Porto impresso nel cuore il lieto ricordo della mia precedente venuta in
questa città e in particolare rivivo l’immagine splendida e l’ora commossa del
grande incontro in questa antica piazza. Era allora con noi il vostro compianto
Arcivescovo, Cardinale Antonio Poma, che ricordo con affetto e gratitudine.
Ora la bontà di Dio ci fa incontrare nuovamente, per singolare privilegio,
dopo alcuni anni così ricchi di avvenimenti di grande portata storica. Saluto
oggi con affetto il vostro Arcivescovo e mio amato fratello, Cardinale Giacomo
Biffi, che vi guida e vi incoraggia sulla via della fede e della testimonianza a
Cristo risorto, presente in mezzo alla storia degli uomini.
Saluto in particolare voi, carissimi giovani della comunità universitaria.
Dopo l’incontro con le autorità accademiche e i vostri professori nella bella
aula magna della vostra università, eccomi ora a voi in questa straordinaria
“aula magna”, questa antica e meravigliosa piazza di san Petronio, cuore della
città, circondata dagli insigni monumenti che testimoniano la fede, la cultura,
la laboriosità, l’arte e la convivenza civile dei vostri padri.
In questa stupenda cornice architettonica sono lieto di cogliere il segno e
la speranza di un rapporto rinnovato e fecondo tra l’antico ateneo che promuove
e sviluppa i vari drammi e le loro speranze; voglio augurarmi che università e
città possano, come in antico, ispirarsi ed integrarsi a vicenda per il bene
dell’uomo e per la crescita culturale, morale, spirituale e civile.

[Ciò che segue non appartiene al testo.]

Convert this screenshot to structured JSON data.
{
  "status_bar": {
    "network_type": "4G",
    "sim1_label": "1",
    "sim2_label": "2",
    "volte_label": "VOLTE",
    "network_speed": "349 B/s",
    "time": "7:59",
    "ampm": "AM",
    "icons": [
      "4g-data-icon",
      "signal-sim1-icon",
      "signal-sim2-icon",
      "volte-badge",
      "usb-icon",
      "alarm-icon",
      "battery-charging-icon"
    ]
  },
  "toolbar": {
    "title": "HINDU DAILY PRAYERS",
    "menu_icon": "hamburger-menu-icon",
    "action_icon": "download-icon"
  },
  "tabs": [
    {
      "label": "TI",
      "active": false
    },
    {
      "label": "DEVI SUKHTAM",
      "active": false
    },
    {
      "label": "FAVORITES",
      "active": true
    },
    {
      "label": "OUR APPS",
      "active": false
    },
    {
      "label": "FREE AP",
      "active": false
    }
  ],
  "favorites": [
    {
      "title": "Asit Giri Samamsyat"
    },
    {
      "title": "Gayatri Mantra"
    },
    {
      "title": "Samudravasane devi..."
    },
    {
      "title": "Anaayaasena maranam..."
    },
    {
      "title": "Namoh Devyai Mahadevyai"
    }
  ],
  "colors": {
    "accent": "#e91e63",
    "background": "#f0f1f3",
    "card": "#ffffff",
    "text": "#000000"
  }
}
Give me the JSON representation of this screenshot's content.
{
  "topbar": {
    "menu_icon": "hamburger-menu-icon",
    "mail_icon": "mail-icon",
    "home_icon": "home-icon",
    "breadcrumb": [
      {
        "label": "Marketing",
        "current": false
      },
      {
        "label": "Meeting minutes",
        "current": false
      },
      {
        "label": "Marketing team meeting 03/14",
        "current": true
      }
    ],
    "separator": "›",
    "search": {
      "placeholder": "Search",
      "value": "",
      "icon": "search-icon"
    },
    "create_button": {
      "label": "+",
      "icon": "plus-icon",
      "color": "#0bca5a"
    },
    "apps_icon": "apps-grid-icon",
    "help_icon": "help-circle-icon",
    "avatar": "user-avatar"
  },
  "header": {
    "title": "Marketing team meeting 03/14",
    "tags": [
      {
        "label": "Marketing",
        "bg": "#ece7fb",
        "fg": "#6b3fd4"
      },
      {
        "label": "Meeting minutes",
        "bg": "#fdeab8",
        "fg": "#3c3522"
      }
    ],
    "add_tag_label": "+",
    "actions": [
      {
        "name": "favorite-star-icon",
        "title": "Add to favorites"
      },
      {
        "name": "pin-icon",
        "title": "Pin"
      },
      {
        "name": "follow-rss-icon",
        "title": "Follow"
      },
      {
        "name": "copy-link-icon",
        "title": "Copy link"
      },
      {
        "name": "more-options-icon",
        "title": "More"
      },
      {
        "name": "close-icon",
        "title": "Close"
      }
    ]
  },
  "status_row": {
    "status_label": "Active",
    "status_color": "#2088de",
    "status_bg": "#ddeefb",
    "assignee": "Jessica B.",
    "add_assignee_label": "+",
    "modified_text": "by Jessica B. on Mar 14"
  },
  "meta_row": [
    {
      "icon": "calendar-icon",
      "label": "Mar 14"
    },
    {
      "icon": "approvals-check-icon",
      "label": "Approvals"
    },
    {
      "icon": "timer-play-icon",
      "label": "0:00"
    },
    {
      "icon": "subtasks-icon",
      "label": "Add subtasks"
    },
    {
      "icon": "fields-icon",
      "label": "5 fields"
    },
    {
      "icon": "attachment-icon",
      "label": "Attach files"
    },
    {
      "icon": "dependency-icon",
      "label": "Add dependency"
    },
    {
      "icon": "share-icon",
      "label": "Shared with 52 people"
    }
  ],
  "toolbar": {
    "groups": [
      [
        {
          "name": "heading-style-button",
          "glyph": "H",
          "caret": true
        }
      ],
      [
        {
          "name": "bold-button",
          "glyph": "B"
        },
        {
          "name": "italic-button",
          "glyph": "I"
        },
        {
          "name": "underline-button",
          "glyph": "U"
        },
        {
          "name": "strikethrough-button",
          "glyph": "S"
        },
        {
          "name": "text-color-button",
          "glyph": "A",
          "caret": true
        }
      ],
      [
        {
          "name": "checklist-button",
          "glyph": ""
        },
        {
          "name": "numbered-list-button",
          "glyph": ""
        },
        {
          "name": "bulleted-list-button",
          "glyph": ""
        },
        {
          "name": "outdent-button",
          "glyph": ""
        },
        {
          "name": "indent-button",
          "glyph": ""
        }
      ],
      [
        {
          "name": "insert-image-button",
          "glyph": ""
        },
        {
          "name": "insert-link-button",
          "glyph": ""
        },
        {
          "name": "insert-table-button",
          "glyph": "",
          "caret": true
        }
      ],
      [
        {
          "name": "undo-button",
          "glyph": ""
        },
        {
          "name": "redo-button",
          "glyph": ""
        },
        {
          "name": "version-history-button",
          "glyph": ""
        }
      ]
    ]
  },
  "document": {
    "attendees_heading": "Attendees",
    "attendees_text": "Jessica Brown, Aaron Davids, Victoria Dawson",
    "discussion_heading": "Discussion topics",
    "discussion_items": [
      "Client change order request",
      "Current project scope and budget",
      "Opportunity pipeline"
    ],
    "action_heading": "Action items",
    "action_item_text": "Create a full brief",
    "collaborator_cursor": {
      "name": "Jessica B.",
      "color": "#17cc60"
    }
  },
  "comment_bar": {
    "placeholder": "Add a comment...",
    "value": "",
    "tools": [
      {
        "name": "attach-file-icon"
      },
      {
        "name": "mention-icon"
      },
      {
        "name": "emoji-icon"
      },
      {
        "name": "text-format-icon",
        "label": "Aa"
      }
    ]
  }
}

2. La mia parola si volge specialmente a voi giovani, che con la vostra
presenza ricca di impegno cristiano vi studiate di testimoniare i valori
evangelici nell’ambiente universitario. Nell’incoraggiarvi in tale proposito,
desidero richiamare la vostra attenzione su alcuni doni di Dio che in modo
speciale segnano la vostra vita e che, se riconosciuti, costituiscono il segreto
della gioia, della fiducia nell’avvenire, della giusta volontà di realizzarsi.
Innanzitutto il dono semplice e grande della giovinezza: è un dono che
anagraficamente passa, ma che può diventare spiritualmente perenne.
Giovinezza vuol dire libertà da preconcetti e sclerotizzazioni ideologiche,
che impediscono di aprirsi alla verità nella sua interezza.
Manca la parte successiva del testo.